Festival International du Film Amateur de Kélibia
- Location: Kélibia, Tunisia
- Founded: 1964
- Artistic director: Adel Abid
- Festival date: 19–26 August (2023), 17–24 August (2024)
- Language: International
- Website: ftcafifak.com

= Festival International du Film Amateur de Kélibia =

Annual international film festival held in Kélibia, Tunisia

The Festival International du Film Amateur de Kélibia (FIFAK, International Amateur Film Festival of Kélibia) is an annual international film festival for amateur filmmakers at Kélibia, Tunisia. It was founded in 1964 as the oldest film event in Tunisia and is organised by the Fédération Tunisienne des Cinéastes Amateurs (FTCA, formerly Association des Jeunes Cinéastes Tunisiens, AJCT). The Tunisian Ministry of Cultural Affairs and the town of Kélibia lend their support. A number of later well-known filmmakers debuted at FIFAK, such as Salma Baccar (Tunisia), Ridha Behi (Ridha El Bahi, Tunisia), Ahmed Ben Kamla (Benkamla, Algeria), Ferid Boughedir (Tunisia), Sheila Graber (Great-Britain), Nanni Moretti (Italy), and Diego Rísquez (Venezuela).

==Awards==
FIFAK annually awards several prizes:
- Grand Prize: The Golden Falcon (La faucon d'or).
- Special Jury Prize.
- Best Fiction Film.
- Best Documentary Film
- Best Animation/Experimental Film.
- Special mentions.

===2023===
Among the many 2023 awardees the following productions were mentioned:

====National====
- Grand Prix National: Caged Bastards by Wadii Klai and Khalil Said, Club des Cinéastes Amateurs d'Hammam-Lif [FTCA]
- Jury Award: Bent Jebel (La fille de la montagne) by Hela Barguaoui
- Best Student Film: Six Tours (Six Towers) by Maya Blouza
- Best Independent Amateur Film: Acteur muet (Le Figurant) by Nabil Ben Rejeb and Justus Lodeman.

====Parallel awards====
- Prix de la ligue tunisienne des droits de l’homme (Tunisian Human Rights League, LTDH), section Kélibia: special mention of Sire ex Machina by Safa Khiari, Club des Cinéastes Amateurs d'Hammam-Lif (FTCA)
- Prix de la ligue du film indépendant: Visions floues by Khawla Hwiji
- Prix d’Amnesty International-Tunisie: bin el binin (Entre-Deux) by Heytham Moumni, École supérieure de l’audiovisuel, Carthage University, Tunisia
- Prix d’encouragement à la réalisation of the Association des réalisateurs de films tunisiens (ARFT): Entre les deux rives by Djitta Bellotto Nikolo.

====International====
- Golden Falcon: L’été, la ville et un appareil photo (Summer, City and a Camera) » by Anas Zawahri, Palestine
- Jury Award: Jours sans (Days Without), by Ivar Erik Yeoman, Estonia.
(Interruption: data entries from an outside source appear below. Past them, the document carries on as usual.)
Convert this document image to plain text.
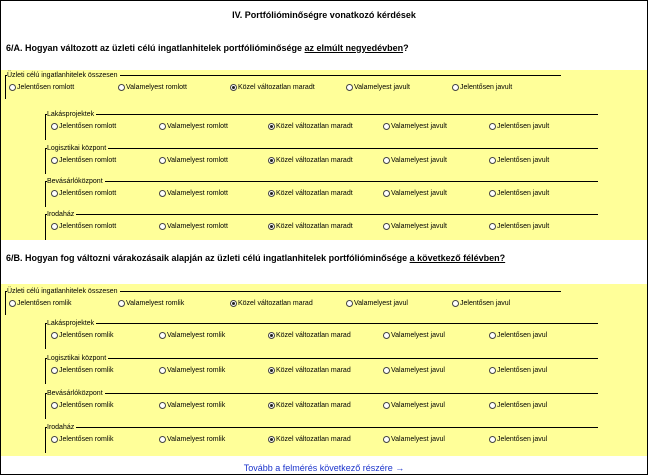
IV. Portfólióminőségre vonatkozó kérdések
6/A. Hogyan változott az üzleti célú ingatlanhitelek portfólióminősége az elmúlt negyedévben?
Üzleti célú ingatlanhitelek összesen
Jelentősen romlott	Valamelyest romlott	Közel változatlan maradt	Valamelyest javult	Jelentősen javult
Lakásprojektek
Jelentősen romlott	Valamelyest romlott	Közel változatlan maradt	Valamelyest javult	Jelentősen javult
Logisztikai központ
Jelentősen romlott	Valamelyest romlott	Közel változatlan maradt	Valamelyest javult	Jelentősen javult
Bevásárlóközpont
Jelentősen romlott	Valamelyest romlott	Közel változatlan maradt	Valamelyest javult	Jelentősen javult
Irodaház
Jelentősen romlott	Valamelyest romlott	Közel változatlan maradt	Valamelyest javult	Jelentősen javult
6/B. Hogyan fog változni várakozásaik alapján az üzleti célú ingatlanhitelek portfólióminősége a következő félévben?
Üzleti célú ingatlanhitelek összesen
Jelentősen romlik	Valamelyest romlik	Közel változatlan marad	Valamelyest javul	Jelentősen javul
Lakásprojektek
Jelentősen romlik	Valamelyest romlik	Közel változatlan marad	Valamelyest javul	Jelentősen javul
Logisztikai központ
Jelentősen romlik	Valamelyest romlik	Közel változatlan marad	Valamelyest javul	Jelentősen javul
Bevásárlóközpont
Jelentősen romlik	Valamelyest romlik	Közel változatlan marad	Valamelyest javul	Jelentősen javul
Irodaház
Jelentősen romlik	Valamelyest romlik	Közel változatlan marad	Valamelyest javul	Jelentősen javul
Tovább a felmérés következő részére →
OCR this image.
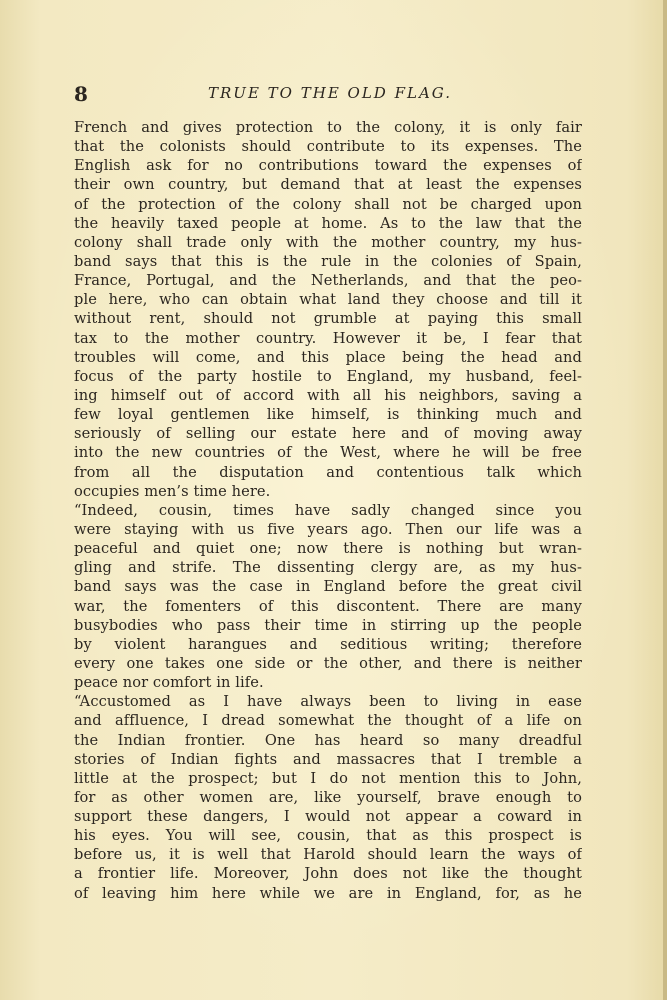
8	TRUE TO THE OLD FLAG.
French and gives protection to the colony, it is only fair
that the colonists should contribute to its expenses. The
English ask for no contributions toward the expenses of
their own country, but demand that at least the expenses
of the protection of the colony shall not be charged upon
the heavily taxed people at home. As to the law that the
colony shall trade only with the mother country, my hus-
band says that this is the rule in the colonies of Spain,
France, Portugal, and the Netherlands, and that the peo-
ple here, who can obtain what land they choose and till it
without rent, should not grumble at paying this small
tax to the mother country. However it be, I fear that
troubles will come, and this place being the head and
focus of the party hostile to England, my husband, feel-
ing himself out of accord with all his neighbors, saving a
few loyal gentlemen like himself, is thinking much and
seriously of selling our estate here and of moving away
into the new countries of the West, where he will be free
from all the disputation and contentious talk which
occupies men’s time here.
“Indeed, cousin, times have sadly changed since you
were staying with us five years ago. Then our life was a
peaceful and quiet one; now there is nothing but wran-
gling and strife. The dissenting clergy are, as my hus-
band says was the case in England before the great civil
war, the fomenters of this discontent. There are many
busybodies who pass their time in stirring up the people
by violent harangues and seditious writing; therefore
every one takes one side or the other, and there is neither
peace nor comfort in life.
“Accustomed as I have always been to living in ease
and affluence, I dread somewhat the thought of a life on
the Indian frontier. One has heard so many dreadful
stories of Indian fights and massacres that I tremble a
little at the prospect; but I do not mention this to John,
for as other women are, like yourself, brave enough to
support these dangers, I would not appear a coward in
his eyes. You will see, cousin, that as this prospect is
before us, it is well that Harold should learn the ways of
a frontier life. Moreover, John does not like the thought
of leaving him here while we are in England, for, as he
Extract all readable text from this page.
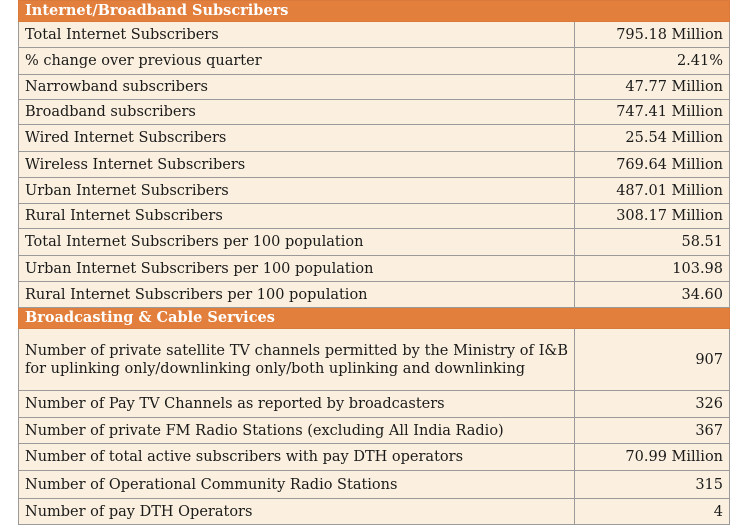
Internet/Broadband Subscribers	
Total Internet Subscribers	795.18 Million
% change over previous quarter	2.41%
Narrowband subscribers	47.77 Million
Broadband subscribers	747.41 Million
Wired Internet Subscribers	25.54 Million
Wireless Internet Subscribers	769.64 Million
Urban Internet Subscribers	487.01 Million
Rural Internet Subscribers	308.17 Million
Total Internet Subscribers per 100 population	58.51
Urban Internet Subscribers per 100 population	103.98
Rural Internet Subscribers per 100 population	34.60
Broadcasting & Cable Services	
Number of private satellite TV channels permitted by the Ministry of I&B for uplinking only/downlinking only/both uplinking and downlinking	907
Number of Pay TV Channels as reported by broadcasters	326
Number of private FM Radio Stations (excluding All India Radio)	367
Number of total active subscribers with pay DTH operators	70.99 Million
Number of Operational Community Radio Stations	315
Number of pay DTH Operators	4
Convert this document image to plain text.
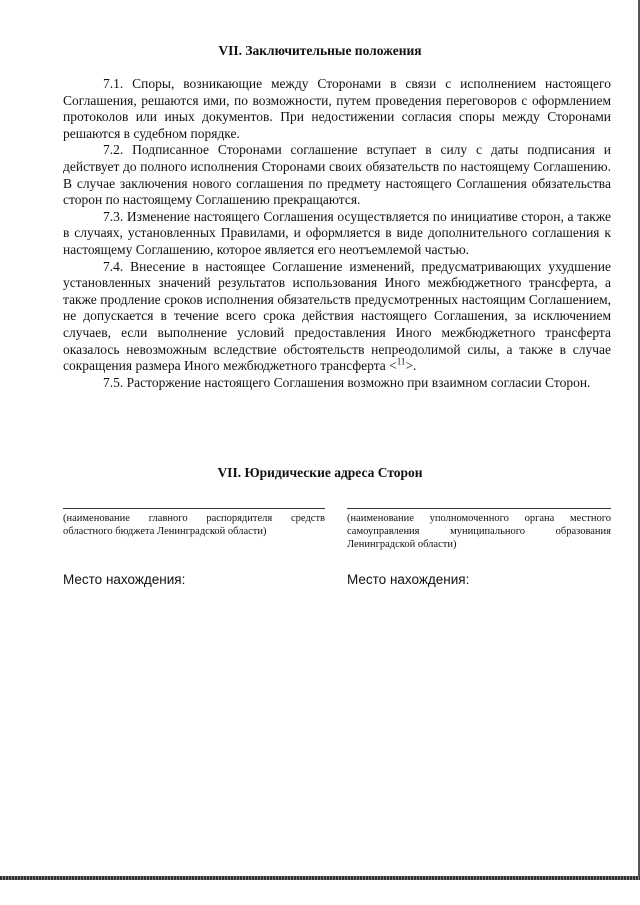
VII. Заключительные положения

7.1. Споры, возникающие между Сторонами в связи с исполнением настоящего Соглашения, решаются ими, по возможности, путем проведения переговоров с оформлением протоколов или иных документов. При недостижении согласия споры между Сторонами решаются в судебном порядке.

7.2. Подписанное Сторонами соглашение вступает в силу с даты подписания и действует до полного исполнения Сторонами своих обязательств по настоящему Соглашению. В случае заключения нового соглашения по предмету настоящего Соглашения обязательства сторон по настоящему Соглашению прекращаются.

7.3. Изменение настоящего Соглашения осуществляется по инициативе сторон, а также в случаях, установленных Правилами, и оформляется в виде дополнительного соглашения к настоящему Соглашению, которое является его неотъемлемой частью.

7.4. Внесение в настоящее Соглашение изменений, предусматривающих ухудшение установленных значений результатов использования Иного межбюджетного трансферта, а также продление сроков исполнения обязательств предусмотренных настоящим Соглашением, не допускается в течение всего срока действия настоящего Соглашения, за исключением случаев, если выполнение условий предоставления Иного межбюджетного трансферта оказалось невозможным вследствие обстоятельств непреодолимой силы, а также в случае сокращения размера Иного межбюджетного трансферта <$^{11}$>.

7.5. Расторжение настоящего Соглашения возможно при взаимном согласии Сторон.

VII. Юридические адреса Сторон
(наименование главного распорядителя средств областного бюджета Ленинградской области)
(наименование уполномоченного органа местного самоуправления муниципального образования Ленинградской области)
Место нахождения:	Место нахождения:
An Estonian-Portuguese-British coproduction
- Best Fiction Prize: Cinéma sans le sou (Penniless Cinema), by Ali Arefnasab, Iran
- Special Jury Mentions: À l’unisson (Nathalie Dunselman, France), To the Moon and Back (Shuqin Li, Japan), and Fisherman (Mahdi Zamanpoor Kisari, Iran)
- Best Animation Film: Serveur recherché (Waiter Wanted), by Diana Alexandrovna Bolchakova, Russia.